Intravenous fluid therapy is a commonly used procedure in hospitals and medical facilities that delivers fluids through sterile tubing into a needle inserted into a vein. A large percentage of patients in a hospital will undergo this therapy, often just called an IV. This procedure can be used to provide hydration, nutrition, to transfuse blood, or to administer medications.
The primary reason IV therapy is so widely used is forces fluids to enter the body quicker than any other route. An intravenous fluid therapy delivery system is convenient for medical professionals because it is easy to administer and to change fluids as needed. Since the apparatus can be hung from a pole on wheels, the patient can maintain mobility and walk while attached to the IV.
A basic intravenous fluid therapy system consists of a collapsible bag or bottle of solution, a drip chamber that controls flow rate, connectors, and a needle held in place by dressing. The needle is usually inserted into a vein, often in the hand or arm. Veins are used because they are close to the surface of the skin, easy to see, and unlike arteries, do not pulse.
Flow rate can be controlled by an infusion pump that has a timer and controls amount administered.

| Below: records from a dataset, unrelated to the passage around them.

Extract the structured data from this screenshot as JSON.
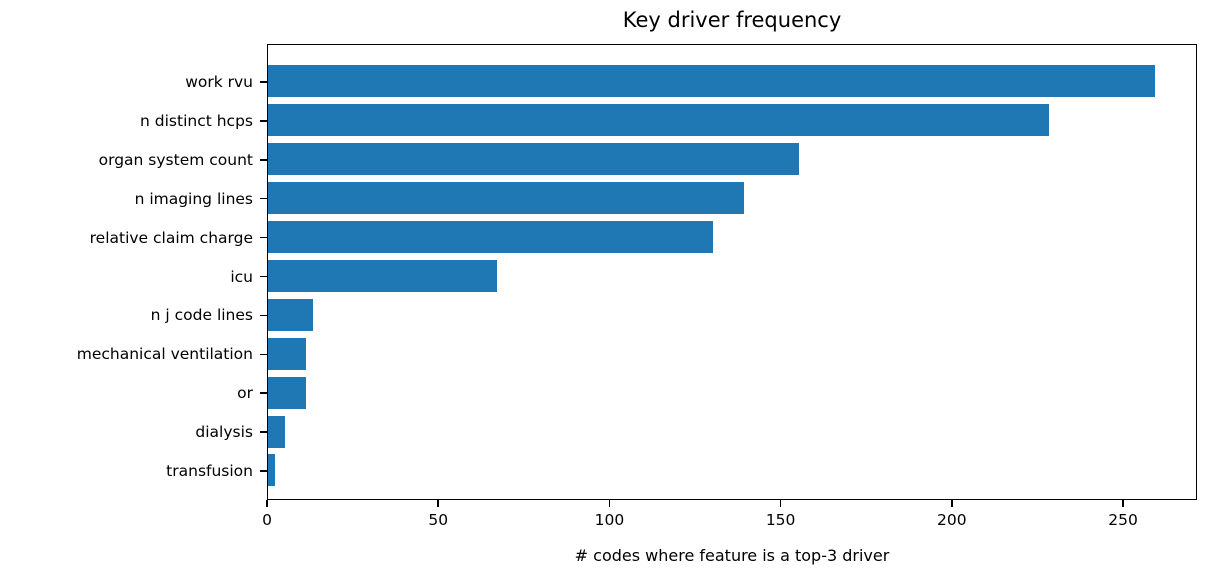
{
  "chart_data": {
    "type": "bar",
    "orientation": "horizontal",
    "title": "Key driver frequency",
    "xlabel": "# codes where feature is a top-3 driver",
    "ylabel": "",
    "categories": [
      "work rvu",
      "n distinct hcps",
      "organ system count",
      "n imaging lines",
      "relative claim charge",
      "icu",
      "n j code lines",
      "mechanical ventilation",
      "or",
      "dialysis",
      "transfusion"
    ],
    "values": [
      259,
      228,
      155,
      139,
      130,
      67,
      13,
      11,
      11,
      5,
      2
    ],
    "xticks": [
      0,
      50,
      100,
      150,
      200,
      250
    ],
    "xlim": [
      0,
      271.6
    ],
    "grid": false,
    "legend": null,
    "colors": {
      "bar": "#1f77b4",
      "text": "#000000",
      "spine": "#000000",
      "background": "#ffffff"
    }
  }
}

A gravity drip may be used by hanging the bag higher than the patient. Syringe pumps administer small amounts of concentrated medications. They may be used when fluids need to be administered less frequently and when patients cannot tolerate constant infusion with fluids.
There are two types of fluids used in intravenous fluid therapy: crystalloid and colloid. Crystalloid solutions are sterile water mixed with electrolytes. The two most commonly used crystalloid solutions used in the United States are normal saline and lactated Ringers. Colloids are crystalloid fluids that have an additional substance made up of larger particles that are too large to pass through the vein wall. Although rarely used due to expense, they are sometimes needed to reduce edema and control blood volume.
As with most medical procedures, there is a risk of infection with intravenous fluid therapy. The most common complication is phlebitis, a condition in which the vein wall becomes inflamed, causing pain and swelling, usually of the leg. Sometimes a blood clot may form near the site of inflammation. Phlebitis is treated with heat, elevation, and anti-inflammatory drugs, like aspirin or ibuprofen, and removing the IV and reinserting at another site.